Compounding pharmacies can produce unique dosage forms based on patient preferences and/or restrictions. Examples include dye-free, preservative-free, alcohol-free, and/or sugar-free forms of medications.

Many compounds are specialized medication combinations or liquid or cream forms of products that are not otherwise commercially available.

Frequently Asked Questions

What is Compounding?

In general, compounding is a practice in which a licensed pharmacist, upon a physicians’ prescription order, combines, mixes, or alters ingredients of a drug to create a medication tailored to the needs of an individual patient.

A health care provider will prescribe a compounded drug when commercially available products do not meet your needs. Preparing a paste or suspension from crushed tablets is one example of compounding. Likewise, adding flavoring to medication is also compounding.

Is a prescription required?

Yes, a prescription order from a physician is required for the pharmacist to compound your medication to meet your specific needs.

Are compounded prescriptions covered by insurance?

Some health insurance plans cover compounded medications. Check with your insurance company to see if you have coverage. Many pharmacies are able to bill insurance companies directly for compounded medications. If unable to bill your insurance company, you may submit a claim form to your insurance company to reimburse you directly. Depending on the nature of the product, these medications may be just as affordable as your conventional prescriptions.

How does my medical provider play a role in compounding?

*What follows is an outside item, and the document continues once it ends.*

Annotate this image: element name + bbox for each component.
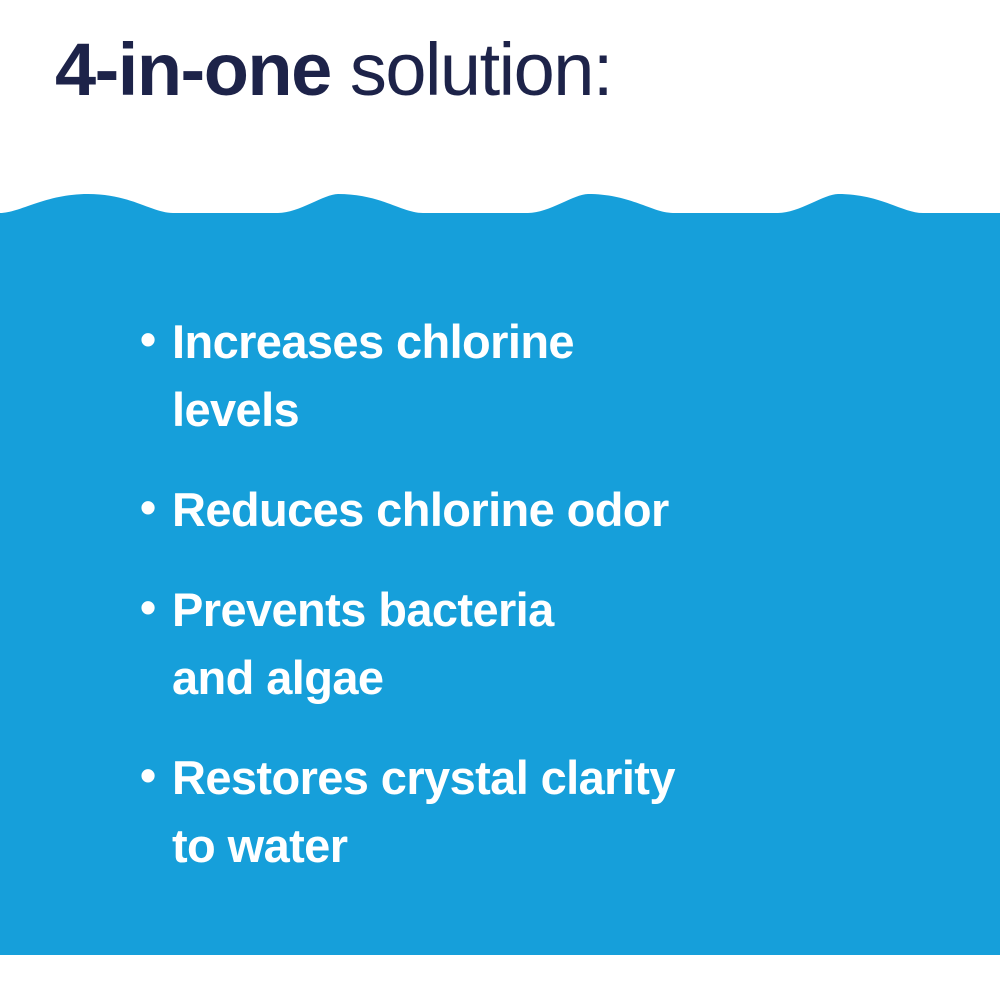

Many medical providers are aware of the practice of compounding, and they may work with your local compounding pharmacy to provide the right medication for you. Talk to your pharmacist or doctor today if you feel that a compounded prescription may be a better way to manage a health condition for you or your family member.

Does a compounding pharmacist have special training?

All pharmacists are taught in pharmacy school how to properly compound medications, and many compounding pharmacists have advanced training after pharmacy school graduation. Compounding pharmacists utilize their unique pharmacy skills, knowledge, and creativity to work with you and your prescriber to prepare medication in a dosage form that has been customized to your particular needs.